With the vote deadlocked at 26-26, Elin Jones – the Senedd’s speaker or Llywydd – used her casting vote against the Plaid Cymru motion in line with convention.

Mabon ap Gwynfor, the shadow health minister, urged the Welsh Government to recognise an unfolding emergency and bring the NHS “back from the brink”.

The Plaid Cymru MS warned that without a drastic course correction, the health service faces a highly uncertain future.

He said: “We have brought forward this debate today with one clear purpose: to try to convince the government we need to recognise the existential threat facing the NHS, which is so valuable to us, by declaring a health emergency in Wales.”

Mr Gwynfor, who represents Dwyfor Meirionnydd, pointed out that waiting lists have hit record highs in July, August, September and October.

He told the chamber that there are 582,000 people waiting for treatment – almost a fifth of Wales’ population, who are “stuck in this ever-expanding limbo zone”.

Turning to cancer services, Mr Gwynfor said only around 54 per cent of patients started treatment within the recommended 62 days against a target of 75 per cent, which has never been met.
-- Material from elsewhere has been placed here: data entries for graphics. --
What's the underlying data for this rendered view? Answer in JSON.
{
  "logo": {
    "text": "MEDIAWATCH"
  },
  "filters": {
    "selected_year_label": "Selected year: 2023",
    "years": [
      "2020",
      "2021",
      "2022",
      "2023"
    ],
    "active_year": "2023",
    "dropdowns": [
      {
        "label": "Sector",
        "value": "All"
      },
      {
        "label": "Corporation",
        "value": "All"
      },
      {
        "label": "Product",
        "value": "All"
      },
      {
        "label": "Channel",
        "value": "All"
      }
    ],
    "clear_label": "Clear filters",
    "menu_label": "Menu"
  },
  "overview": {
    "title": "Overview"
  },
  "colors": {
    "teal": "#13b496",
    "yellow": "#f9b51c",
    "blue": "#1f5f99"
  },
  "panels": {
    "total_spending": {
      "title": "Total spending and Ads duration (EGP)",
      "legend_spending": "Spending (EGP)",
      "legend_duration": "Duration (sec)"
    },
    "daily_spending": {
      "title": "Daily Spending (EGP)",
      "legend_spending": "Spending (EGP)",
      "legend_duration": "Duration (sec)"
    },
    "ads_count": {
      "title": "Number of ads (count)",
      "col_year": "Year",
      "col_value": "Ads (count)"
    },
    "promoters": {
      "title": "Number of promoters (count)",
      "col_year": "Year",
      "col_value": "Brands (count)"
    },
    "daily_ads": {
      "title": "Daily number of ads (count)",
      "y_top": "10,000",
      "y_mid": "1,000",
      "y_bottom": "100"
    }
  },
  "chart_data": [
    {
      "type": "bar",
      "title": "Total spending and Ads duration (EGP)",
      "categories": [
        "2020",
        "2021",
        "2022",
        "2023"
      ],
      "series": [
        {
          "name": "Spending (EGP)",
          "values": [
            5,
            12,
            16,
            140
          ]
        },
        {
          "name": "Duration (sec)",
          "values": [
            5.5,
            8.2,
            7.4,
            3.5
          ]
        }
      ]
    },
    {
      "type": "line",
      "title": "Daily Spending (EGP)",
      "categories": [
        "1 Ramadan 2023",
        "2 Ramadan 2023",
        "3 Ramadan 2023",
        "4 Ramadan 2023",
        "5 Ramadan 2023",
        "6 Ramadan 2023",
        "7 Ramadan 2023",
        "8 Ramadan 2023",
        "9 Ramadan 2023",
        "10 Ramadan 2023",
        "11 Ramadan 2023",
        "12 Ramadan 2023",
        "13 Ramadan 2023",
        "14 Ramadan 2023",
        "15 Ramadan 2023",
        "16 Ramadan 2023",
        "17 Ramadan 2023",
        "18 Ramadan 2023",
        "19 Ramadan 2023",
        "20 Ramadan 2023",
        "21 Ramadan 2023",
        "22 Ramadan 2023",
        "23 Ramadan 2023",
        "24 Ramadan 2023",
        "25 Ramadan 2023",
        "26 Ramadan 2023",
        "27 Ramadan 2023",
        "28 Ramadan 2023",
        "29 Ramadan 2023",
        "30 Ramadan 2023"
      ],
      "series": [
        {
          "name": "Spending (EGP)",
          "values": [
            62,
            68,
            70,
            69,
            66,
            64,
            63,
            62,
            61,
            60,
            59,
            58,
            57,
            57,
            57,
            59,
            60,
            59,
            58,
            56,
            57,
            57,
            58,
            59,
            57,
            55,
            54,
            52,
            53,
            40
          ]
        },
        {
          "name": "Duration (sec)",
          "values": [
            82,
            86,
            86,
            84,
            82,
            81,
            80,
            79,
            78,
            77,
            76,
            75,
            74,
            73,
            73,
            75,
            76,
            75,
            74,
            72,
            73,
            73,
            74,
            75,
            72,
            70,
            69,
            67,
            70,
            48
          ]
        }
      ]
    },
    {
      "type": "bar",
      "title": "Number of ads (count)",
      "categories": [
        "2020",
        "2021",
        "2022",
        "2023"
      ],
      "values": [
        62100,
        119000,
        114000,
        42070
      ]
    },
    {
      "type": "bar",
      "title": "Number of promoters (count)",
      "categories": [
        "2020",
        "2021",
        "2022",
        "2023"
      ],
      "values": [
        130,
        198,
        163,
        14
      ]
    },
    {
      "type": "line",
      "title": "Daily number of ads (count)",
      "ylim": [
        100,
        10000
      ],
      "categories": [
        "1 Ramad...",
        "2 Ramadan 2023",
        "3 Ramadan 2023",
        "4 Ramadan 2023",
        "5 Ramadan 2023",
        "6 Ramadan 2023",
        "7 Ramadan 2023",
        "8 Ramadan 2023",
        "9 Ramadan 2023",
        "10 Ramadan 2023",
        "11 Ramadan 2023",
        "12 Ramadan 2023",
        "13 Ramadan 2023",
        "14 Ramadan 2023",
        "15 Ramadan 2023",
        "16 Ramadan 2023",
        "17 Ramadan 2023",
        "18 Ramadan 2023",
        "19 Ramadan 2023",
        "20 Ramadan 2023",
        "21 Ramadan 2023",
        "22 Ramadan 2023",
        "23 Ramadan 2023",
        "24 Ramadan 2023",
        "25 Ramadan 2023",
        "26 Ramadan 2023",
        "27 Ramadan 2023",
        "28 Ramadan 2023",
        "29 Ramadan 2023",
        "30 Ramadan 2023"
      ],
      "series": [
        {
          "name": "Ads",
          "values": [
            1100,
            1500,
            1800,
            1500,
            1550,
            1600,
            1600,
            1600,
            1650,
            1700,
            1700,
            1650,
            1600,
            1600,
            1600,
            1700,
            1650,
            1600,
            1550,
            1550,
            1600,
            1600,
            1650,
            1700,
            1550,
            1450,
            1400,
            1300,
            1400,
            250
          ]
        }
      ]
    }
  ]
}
He added that ambulances spent a combined total of 22,000 hours parked outside hospitals waiting to drop off patients in December alone.

Mr Gwynfor quoted Wes Streeting, Labour’s shadow health minister at Westminster, as saying: “You would have to be living on Mars not to see the NHS is in an emergency.”

Russell George, the Conservatives’ shadow minister, said the number of patients per GP has risen by a third in less than a decade.

The Montgomeryshire MS said: “The staffing crisis is so acute that we do need to act now to prevent the collapse of our NHS.

“Those aren't my words, those are the words straight from the British Medical Association.”

Mr George told MSs that 25,000 people are waiting more than two years for treatment in Wales, but in England and Scotland such waits have been virtually eliminated.

Eluned Morgan, Wales’ health minister, said: “I don’t accept there is a health emergency and I’m not really sure what we hope to achieve by declaring a health emergency.”

During the debate on February 7, she told the chamber that the Welsh Government has prioritised the NHS in the face of more than £1 billion of real-terms cuts.

She said achieving performance targets has been difficult because demand has gone through the roof, with referrals increasing by 10 per cent last year to 1.5 million.

She said more than 2,500 people attend A&E and about 1,100 people call 999 every day.

The minister stressed: “I think the vast majority of these people would say that there is not a crisis. People fall over themselves to tell me how great their treatment has been."

She added: “We've got to balance all of the criticism with the great work that is being done in the NHS.”